To care for a child with chickenpox:

  • Keep their fingernails short to prevent scratching and reduce the risk of spreading infection further.
  • Use cool baths or calamine lotion to soothe itching.
  • Dress them in loose, comfortable clothing made of natural fibers such as cotton.
  • Avoid exposing your child to direct sunlight or extreme temperatures.
  • Offer plenty of fluids to prevent dehydration.
What is chicken pox’s contagious period?

Chickenpox is highly contagious, and it starts spreading around 1 to 2 days before the appearance of the rash. It continues until all the blisters have scabbed over and healed.

What is the chickenpox vaccine for children?

The chickenpox vaccine commonly used for children is called the varicella vaccine. It is typically administered in two doses, with the first dose given between 12-15 months of age and the second dose between 4-6 years of age.

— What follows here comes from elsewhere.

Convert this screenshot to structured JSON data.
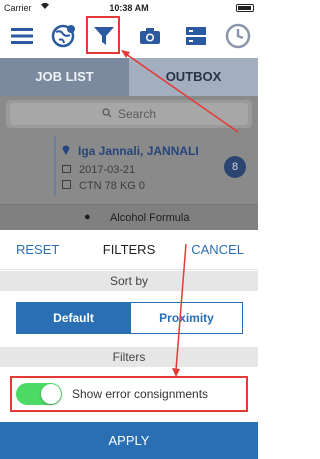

When does the Chicken pox rash start?

Some natural remedies that may help improve the appearance of deep chickenpox scars over time are:

  • Aloe vera: Apply fresh aloe vera gel to the scars and leave it on for 30 minutes before rinsing off. Repeat this process daily.
  • Honey: Apply raw honey to the scars and leave it on for 15-20 minutes before rinsing off. Repeat daily.
  • Vitamin E oil: Apply vitamin E oil directly to the scars and massage gently. Repeat this process daily.

Before trying out home remedies we’d recommend doing a patch test on a small area of your skin. If you don’t experience any irritation, you can go ahead and reap the benefits of these remedies to their full extent!

Chickenpox takes how many days to recover?

Chickenpox typically gets better by itself after 1 to 2 weeks, but for some individuals it may take longer or require a visit to the doctor.